Monday, October 22

Film: Brick Lane Click for more info

It goes without saying that if I hadn't been invited to this sneak preview by a friend I probably wouldn't have seen Brick Lane at all, ever. And I know how hypocritical I am being in this case by judging a book I've not yet read by its cover, but then we all have hunches for a reason. I feel giving the film adaptation a chance is a good enough compromise though.

And my hunch about Brick Lane did hold in part. Terribly cliched and telling a story that's been done to death for the last ten years or so, we are told the story about yet another deceptively weak Asian woman, married to her repressive husband at a young age, finally breaking free by having an affair and tasting real love and then realising what is actually important in life. Blah blah blah. There are no surprises in this film, but hey, at least her lover isn't a white guy this time.

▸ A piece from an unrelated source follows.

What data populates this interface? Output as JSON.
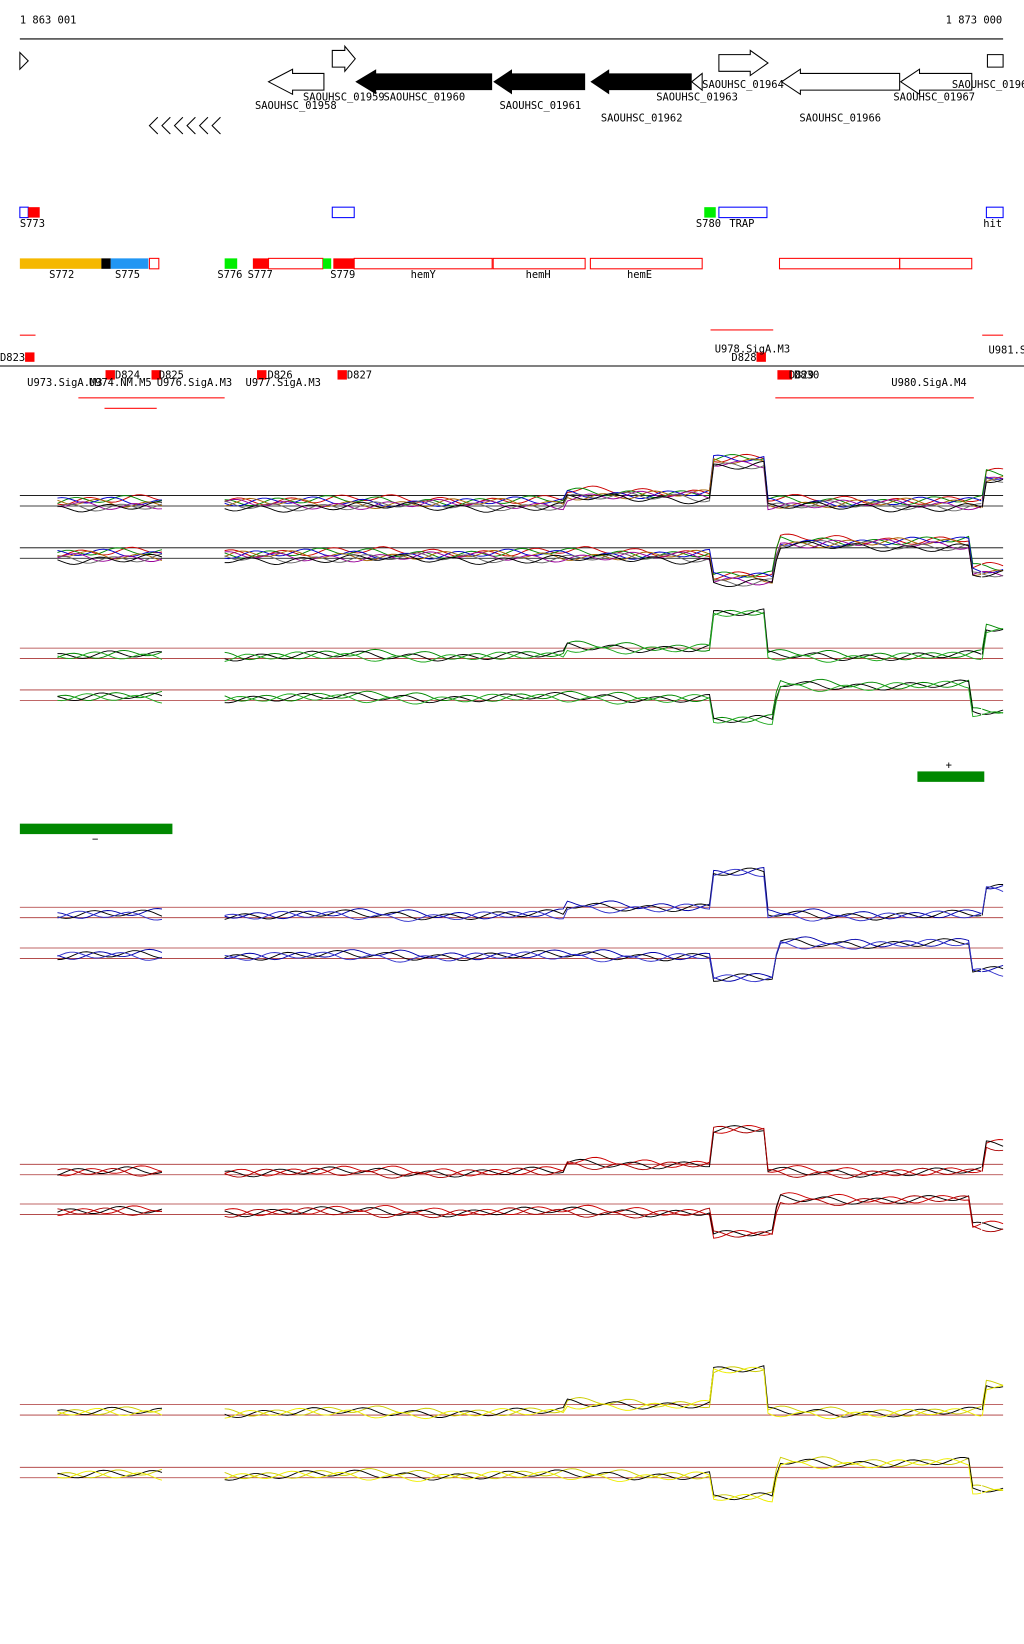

So no, no points for an original plot then, but then there's more to a film than just its story. Tannishtha Chatterjee does a brilliant job as our protagonist, Nazneen, with the remaining casting and production values as a whole pretty top notch; the makers of the film generally do a good job in condensing a 500-page novel to just one and a half hours. There are also rare moments of pure genius and joy, each touching and engaging in their own right - especially when I found myself reflecting on them while walking up the actual real life Brick Lane thirty minutes after the film ended. Unfortunately there just isn't enough of these moments to carry the film through as a whole.

So it's not a flick I can unconditionally recommend unless you already know you want to see it - Brick Lane does exactly what it says on the tin. But I don't regret going to watch it, if only to see what the media fuss was all about. And with respect to that, I'd say that the criticism has been largely unjustified and so perhaps the only really interesting aspect of this film at all.